Il y a une corde pour se tenir, je l’attrape en me disant qu’elle ne doit pas être ici pour rien. Je me retrouve au final quasiment avec de l’eau jusque sous les bras, et c’est gelé !!
Je ne peux pas m’empêcher de lancer un « aaah » d’exclamation. Je suis glacée mais quelques mètres après, une fois dehors, ça va mieux et le corps retrouve sa température normale.
Nous changeons ici complètement de parcours, avec beaucoup plus de technicités.
De nombreuses racines au sol, beaucoup de boue, des sentiers étroits qui obligent à rester les uns derrière les autres.
On enchaîne les petites bosses, ça se court toujours mais l’allure ralentit bien à cause des conditions et du terrain bien cabossé, pas le choix ! Il pleut de plus en plus fort. Je mène un petit groupe, 3 gars me suivent.
Je me sens bien, je suis donc en tête chez les féminines, mais je me doute que Manuela ne doit pas être loin. Je propose plusieurs fois aux gars derrière de passer si l’allure ne leur convient pas, mais ils me disent que c’est ok.
On essaye de discuter mais ils ne parlent pas l’anglais et je ne parle pas l’espagnol, donc, c’est compliqué !
De toute façon, il faut mieux rester concentré ici, c’est glissant et très technique au sol. Nous traversons parfois des mares de boue, j’ai réussi à tomber dedans et à m’en mettre jusque dans les oreilles.

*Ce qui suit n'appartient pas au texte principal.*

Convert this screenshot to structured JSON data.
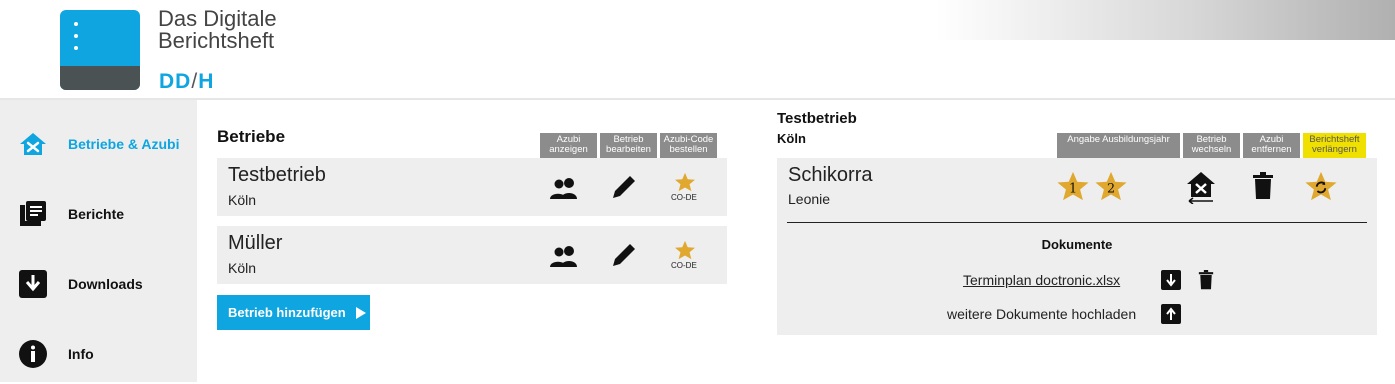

On taquine un peu, on râle, on hallucine un peu de ce chantier, mais on avance en se disant que le plus dur sera derrière.
Le parcours est montant depuis un moment, les gars finissent quand même par me doubler dans la descente qui suit et qui nous mène à l’endroit qui est sensé servir de point de ravitaillement, au bord du Fiord, aux alentours du km16, Lago Brush.

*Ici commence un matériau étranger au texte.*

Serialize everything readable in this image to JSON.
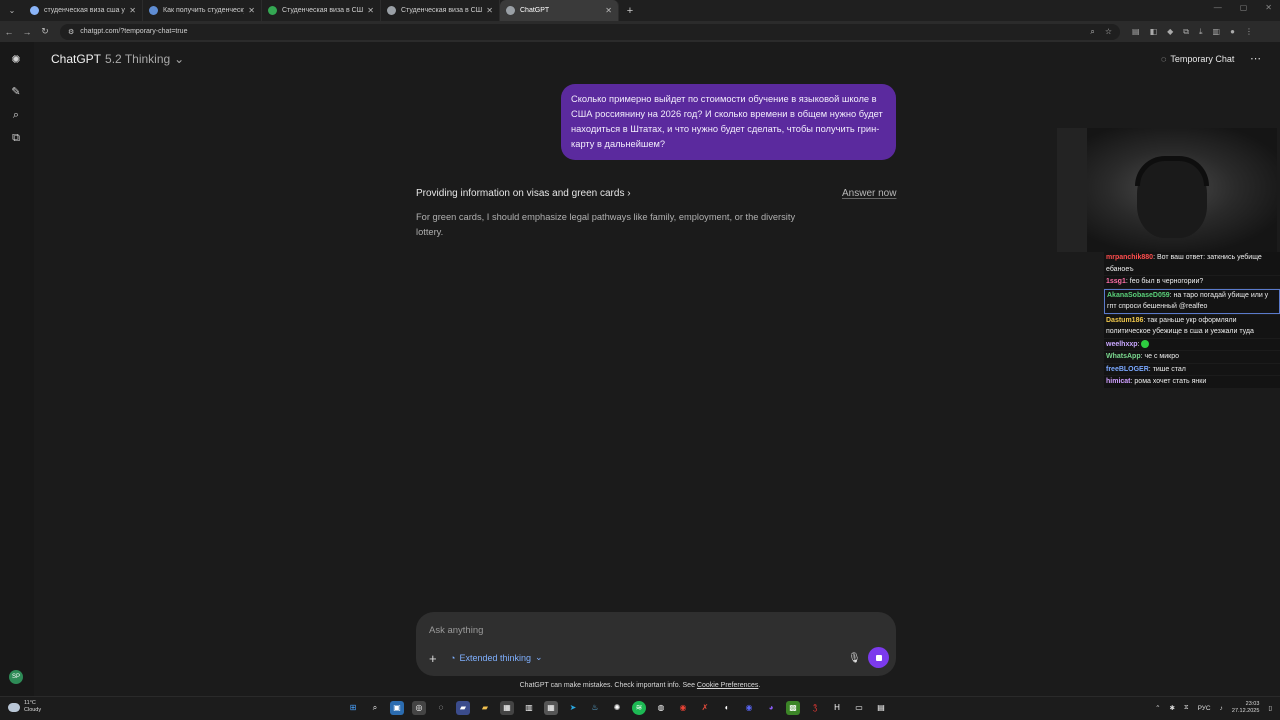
{
  "browser": {
    "tabs": [
      {
        "title": "студенческая виза сша учитс",
        "favicon_color": "#8ab4f8",
        "active": false
      },
      {
        "title": "Как получить студенческую в",
        "favicon_color": "#5f8dd3",
        "active": false
      },
      {
        "title": "Студенческая виза в США - в",
        "favicon_color": "#34a853",
        "active": false
      },
      {
        "title": "Студенческая виза в США: сш",
        "favicon_color": "#9aa0a6",
        "active": false
      },
      {
        "title": "ChatGPT",
        "favicon_color": "#9aa0a6",
        "active": true
      }
    ],
    "url": "chatgpt.com/?temporary-chat=true"
  },
  "header": {
    "model_name": "ChatGPT",
    "model_version": "5.2 Thinking",
    "temporary_chat_label": "Temporary Chat"
  },
  "chat": {
    "user_message": "Сколько примерно выйдет по стоимости обучение в языковой школе в США россиянину на 2026 год? И сколько времени в общем нужно будет находиться в Штатах, и что нужно будет сделать, чтобы получить грин-карту в дальнейшем?",
    "thinking_title": "Providing information on visas and green cards",
    "answer_now_label": "Answer now",
    "thinking_body": "For green cards, I should emphasize legal pathways like family, employment, or the diversity lottery."
  },
  "composer": {
    "placeholder": "Ask anything",
    "mode_label": "Extended thinking"
  },
  "disclaimer": {
    "text": "ChatGPT can make mistakes. Check important info. See",
    "link": "Cookie Preferences",
    "end": "."
  },
  "stream_chat": [
    {
      "user": "mrpanchik880",
      "color": "#ff4d4d",
      "text": "Вот ваш ответ: заткнись уебище ебаноеъ",
      "highlight": false
    },
    {
      "user": "1ssg1",
      "color": "#ff6fa8",
      "text": "feo был в черногории?",
      "highlight": false
    },
    {
      "user": "AkanaSobaseD059",
      "color": "#5ad17a",
      "text": "на таро погадай убище или у гпт спроси бешенный @realfeo",
      "highlight": true
    },
    {
      "user": "Dastum186",
      "color": "#f2c94c",
      "text": "так раньше укр оформляли политическое убежище в сша и уезжали туда",
      "highlight": false
    },
    {
      "user": "weelhxxp",
      "color": "#c9a7ff",
      "text": "",
      "emote": true,
      "highlight": false
    },
    {
      "user": "WhatsApp",
      "color": "#7bd88f",
      "text": "че с микро",
      "highlight": false
    },
    {
      "user": "freeBLOGER",
      "color": "#7aa8ff",
      "text": "тише стал",
      "highlight": false
    },
    {
      "user": "himicat",
      "color": "#d0a0ff",
      "text": "рома хочет стать янки",
      "highlight": false
    }
  ],
  "taskbar": {
    "weather_temp": "11°C",
    "weather_desc": "Cloudy",
    "lang": "РУС",
    "time": "23:03",
    "date": "27.12.2025"
  },
  "colors": {
    "user_bubble": "#5b2a9e",
    "accent_purple": "#7c3aed",
    "link_blue": "#7fb0ff"
  }
}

Je me retrouve seule. Voilà que la course change de configuration.
J’ai déjà avalé une barre, mais j’attrape celle que me tend un chilien placé sur le bord de l’eau. Il me fait signe de montrer mon dossard, c’est le pointage et donc le point ravito numéro 1.

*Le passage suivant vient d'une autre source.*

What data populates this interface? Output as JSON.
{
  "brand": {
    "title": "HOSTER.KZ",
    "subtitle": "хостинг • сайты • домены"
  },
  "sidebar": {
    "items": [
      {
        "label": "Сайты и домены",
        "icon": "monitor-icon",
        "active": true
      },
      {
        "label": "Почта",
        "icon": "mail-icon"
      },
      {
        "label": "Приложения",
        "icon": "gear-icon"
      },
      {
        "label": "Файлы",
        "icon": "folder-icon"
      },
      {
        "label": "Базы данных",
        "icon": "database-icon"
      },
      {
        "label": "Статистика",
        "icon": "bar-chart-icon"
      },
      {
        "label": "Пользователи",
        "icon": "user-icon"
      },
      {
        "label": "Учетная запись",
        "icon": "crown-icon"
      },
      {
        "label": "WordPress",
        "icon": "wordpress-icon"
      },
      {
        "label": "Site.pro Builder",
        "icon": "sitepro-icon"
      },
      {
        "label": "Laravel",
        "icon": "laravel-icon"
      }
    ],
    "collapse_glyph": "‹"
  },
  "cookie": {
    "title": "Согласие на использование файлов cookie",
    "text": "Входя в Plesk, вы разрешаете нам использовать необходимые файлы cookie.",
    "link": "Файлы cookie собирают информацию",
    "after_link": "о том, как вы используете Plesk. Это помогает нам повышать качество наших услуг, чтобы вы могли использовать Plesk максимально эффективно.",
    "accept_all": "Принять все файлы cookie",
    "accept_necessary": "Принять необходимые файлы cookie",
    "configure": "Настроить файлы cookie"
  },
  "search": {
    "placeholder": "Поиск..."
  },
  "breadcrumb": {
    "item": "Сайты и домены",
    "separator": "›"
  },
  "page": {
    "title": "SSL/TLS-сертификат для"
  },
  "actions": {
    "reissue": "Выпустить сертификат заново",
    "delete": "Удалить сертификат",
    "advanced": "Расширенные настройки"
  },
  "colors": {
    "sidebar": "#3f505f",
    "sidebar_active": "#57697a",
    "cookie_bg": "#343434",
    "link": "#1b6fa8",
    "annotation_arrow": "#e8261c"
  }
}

Ok ! J’ai vidé une gourde de 500Ml, il m’en reste une pleine. J’essaye de demander de l’eau mais soit, il ne me comprend pas, soit il n’y en a pas !
Tant pis, j’aurais assez pour aller jusqu’au 30ème, de toute façon, je suis trempée, j’ai froid, je n’ai pas soif.
Retour dans l’eau ici, seulement jusqu’à la taille cette fois ci, mais c’est suffisant pour saisir !
On longe une plage de sable gris le long du Fiord, on s’enfonce, le sable est mou, c’est difficile de courir et ça le sera d’ailleurs encore plus ensuite avec le bazar qui nous attend …
Je fais désormais route seule.
Il pleut fort maintenant, j’ai de plus en plus froid, ça grimpe, ça glisse, je n’arrête pas de me tordre les chevilles dans ce bourbier, ça ne va pas bien vite, je me décide donc à sortir ma veste Gore Tex à capuche (qui est en fait celle de Manu et qui m’arrive donc aux genoux …
Je ne ressemble à rien, mais au moins, je suis un peu mieux protégée). Le sentier est toujours très étroit, gorgé d’eau et de boue, ça ruisselle de partout !
Je n’arrête pas de répéter à haute voix : « mais c’est quoi ce bordel, c’est pas possible ! » Ça y’est, ça commence à m’agacer, je ne prends pas de plaisir, je n’arrive pas à courir comme je l’aimerais à cause de la technicité du parcours.
On est obligé de passer en mode marche, sinon les risques d’accident sont trop importants.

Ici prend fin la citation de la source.